It has been demonstrated that the hydrodynamic process known as supercavitation reduces overall drag (viscous and pressure) by a factor of 26 (Minehart, 2003). Independent of the approach to produce the supercavitation envelope, the stability of the envelope is susceptible to external shocks and abrupt turns, (Minehart, 2004). The instability of a supercavitating envelope was demonstrated when envelope closure (collapse) was achieved by the exertion of an external pressure wave with a magnitude of sixteen times (16) the on-coming dynamic pressure (½ρV2).
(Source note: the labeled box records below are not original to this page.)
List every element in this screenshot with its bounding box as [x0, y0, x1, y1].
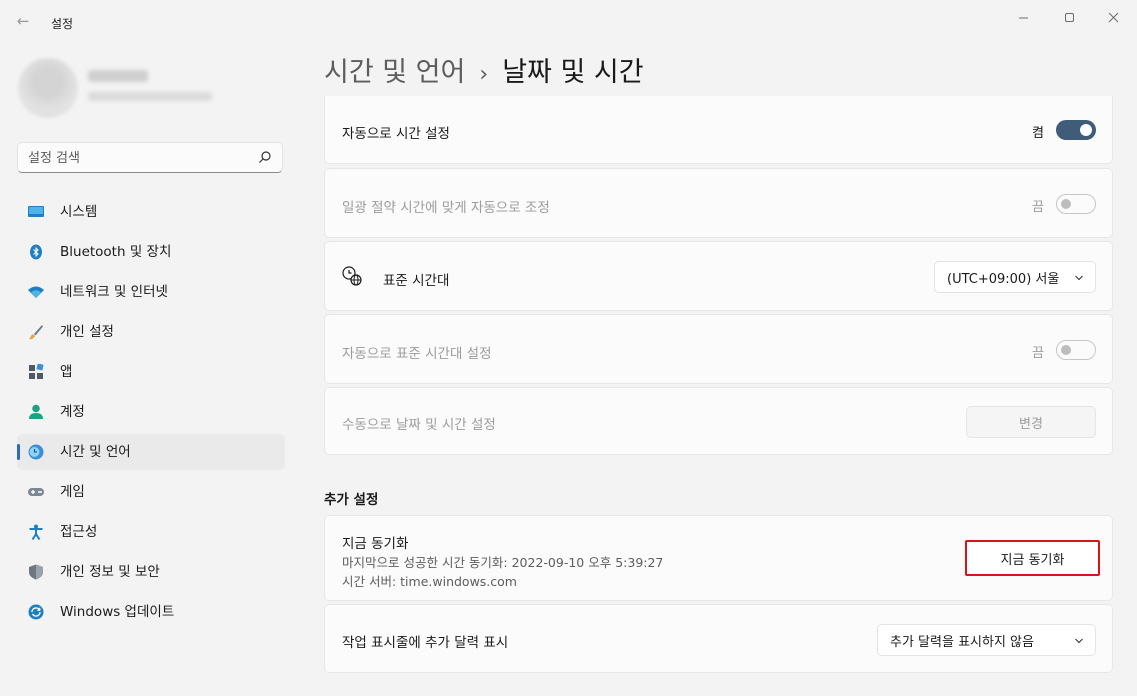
clock-globe-icon: [342, 266, 362, 286]
profile-name-redacted: [88, 70, 148, 82]
breadcrumb: 시간 및 언어 › 날짜 및 시간: [324, 54, 644, 94]
sync-last-success: 마지막으로 성공한 시간 동기화: 2022-09-10 오후 5:39:27: [342, 555, 664, 570]
chevron-down-icon: [1075, 275, 1083, 281]
setting-manual-time: 수동으로 날짜 및 시간 설정 변경: [324, 387, 1113, 455]
sync-time-server: 시간 서버: time.windows.com: [342, 574, 517, 589]
sidebar-item-windows-update[interactable]: Windows 업데이트: [17, 594, 285, 630]
sidebar-item-label: 게임: [60, 484, 85, 500]
setting-auto-time: 자동으로 시간 설정 켬: [324, 96, 1113, 164]
bluetooth-icon: [30, 244, 42, 260]
search-input[interactable]: [28, 148, 258, 168]
sidebar-item-bluetooth[interactable]: Bluetooth 및 장치: [17, 234, 285, 270]
sidebar-item-network[interactable]: 네트워크 및 인터넷: [17, 274, 285, 310]
maximize-button[interactable]: [1046, 4, 1092, 30]
sidebar-item-time-language[interactable]: 시간 및 언어: [17, 434, 285, 470]
calendar-dropdown[interactable]: 추가 달력을 표시하지 않음: [877, 624, 1096, 656]
sidebar-item-gaming[interactable]: 게임: [17, 474, 285, 510]
app-title: 설정: [51, 17, 74, 31]
sidebar-item-label: 네트워크 및 인터넷: [60, 284, 168, 300]
title-bar: ← 설정: [0, 0, 1137, 40]
arrow-left-icon: ←: [16, 12, 30, 30]
clock-globe-icon: [28, 444, 44, 460]
avatar: [18, 58, 78, 118]
paintbrush-icon: [29, 325, 43, 340]
toggle-state-text: 끔: [1032, 200, 1044, 215]
setting-label: 표준 시간대: [383, 273, 450, 289]
auto-timezone-toggle[interactable]: [1056, 340, 1096, 360]
gamepad-icon: [28, 488, 44, 496]
setting-additional-calendar: 작업 표시줄에 추가 달력 표시 추가 달력을 표시하지 않음: [324, 604, 1113, 673]
user-profile[interactable]: [18, 58, 288, 120]
shield-icon: [29, 564, 43, 580]
toggle-state-text: 켬: [1032, 126, 1044, 141]
close-icon: [1108, 12, 1118, 22]
sidebar-item-label: 앱: [60, 364, 73, 380]
breadcrumb-parent[interactable]: 시간 및 언어: [324, 57, 465, 88]
maximize-icon: [1064, 12, 1074, 22]
sidebar-item-system[interactable]: 시스템: [17, 194, 285, 230]
sidebar-item-label: 시간 및 언어: [60, 444, 131, 460]
timezone-dropdown[interactable]: (UTC+09:00) 서울: [934, 261, 1096, 293]
change-button[interactable]: 변경: [966, 406, 1096, 438]
setting-auto-timezone: 자동으로 표준 시간대 설정 끔: [324, 314, 1113, 384]
sidebar-nav: 시스템 Bluetooth 및 장치 네트워크 및 인터넷 개인 설정 앱 계정…: [17, 194, 285, 634]
profile-email-redacted: [88, 92, 212, 101]
close-button[interactable]: [1090, 4, 1136, 30]
auto-time-toggle[interactable]: [1056, 120, 1096, 140]
minimize-icon: [1018, 17, 1028, 18]
sidebar-item-privacy[interactable]: 개인 정보 및 보안: [17, 554, 285, 590]
page-title: 날짜 및 시간: [502, 57, 644, 88]
back-button[interactable]: ←: [10, 8, 36, 34]
sidebar-item-accessibility[interactable]: 접근성: [17, 514, 285, 550]
sidebar-item-label: 접근성: [60, 524, 98, 540]
breadcrumb-separator: ›: [479, 62, 489, 87]
update-icon: [28, 604, 44, 620]
sidebar-item-apps[interactable]: 앱: [17, 354, 285, 390]
sidebar-item-personalization[interactable]: 개인 설정: [17, 314, 285, 350]
setting-label: 자동으로 표준 시간대 설정: [342, 346, 492, 362]
sync-title: 지금 동기화: [342, 536, 409, 552]
setting-label: 자동으로 시간 설정: [342, 126, 450, 142]
sync-now-button[interactable]: 지금 동기화: [965, 540, 1100, 576]
sidebar-item-label: Bluetooth 및 장치: [60, 244, 172, 260]
apps-icon: [29, 364, 44, 379]
sidebar-item-accounts[interactable]: 계정: [17, 394, 285, 430]
sidebar-item-label: 개인 정보 및 보안: [60, 564, 160, 580]
person-icon: [29, 404, 43, 419]
search-icon[interactable]: [258, 150, 272, 164]
minimize-button[interactable]: [1000, 4, 1046, 30]
monitor-icon: [28, 206, 44, 217]
setting-auto-dst: 일광 절약 시간에 맞게 자동으로 조정 끔: [324, 168, 1113, 238]
sidebar-item-label: 계정: [60, 404, 85, 420]
sidebar-item-label: 개인 설정: [60, 324, 114, 340]
section-title-additional: 추가 설정: [324, 492, 379, 508]
accessibility-icon: [29, 524, 43, 540]
auto-dst-toggle[interactable]: [1056, 194, 1096, 214]
dropdown-value: (UTC+09:00) 서울: [947, 271, 1060, 287]
setting-sync-now: 지금 동기화 마지막으로 성공한 시간 동기화: 2022-09-10 오후 5…: [324, 515, 1113, 601]
setting-timezone: 표준 시간대 (UTC+09:00) 서울: [324, 241, 1113, 311]
toggle-state-text: 끔: [1032, 346, 1044, 361]
sidebar-item-label: 시스템: [60, 204, 98, 220]
setting-label: 일광 절약 시간에 맞게 자동으로 조정: [342, 200, 550, 216]
search-box: [17, 142, 283, 173]
wifi-icon: [28, 286, 44, 298]
dropdown-value: 추가 달력을 표시하지 않음: [890, 634, 1034, 650]
sidebar-item-label: Windows 업데이트: [60, 604, 175, 620]
setting-label: 작업 표시줄에 추가 달력 표시: [342, 635, 509, 651]
chevron-down-icon: [1075, 638, 1083, 644]
setting-label: 수동으로 날짜 및 시간 설정: [342, 417, 496, 433]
Although it was demonstrated that the adaptation of micro-foils to a rocket torpedo would stabilize its flight and reduced adverse yawing affects (due to envelop closure) by a factor of five (5), the associated envelop closure induced a highly transient drag condition that made the torpedo unnecessarily susceptible to hostile counter-measures (Minehart, 2004).
It was demonstrated in 2005 that a porous plate torpedo skin would not only prevent envelop closure in the presence of external pressure waves, this unique approach eliminated all adverse yaw affects during extreme maneuvers (turns). The use of a porous plate gas ejection also proved, for the first time, a capability for a supercavitation torpedo to operate at substantially greater depths.
It is important to note that this invention is independent of whatever means is used to produce the supercavitating envelope, e.g., direct gas injection, an external cavitator, or a hybrid approach. The denominator of the associated ejection ratio is based on the initial tip gas volume that is independent of it means of production.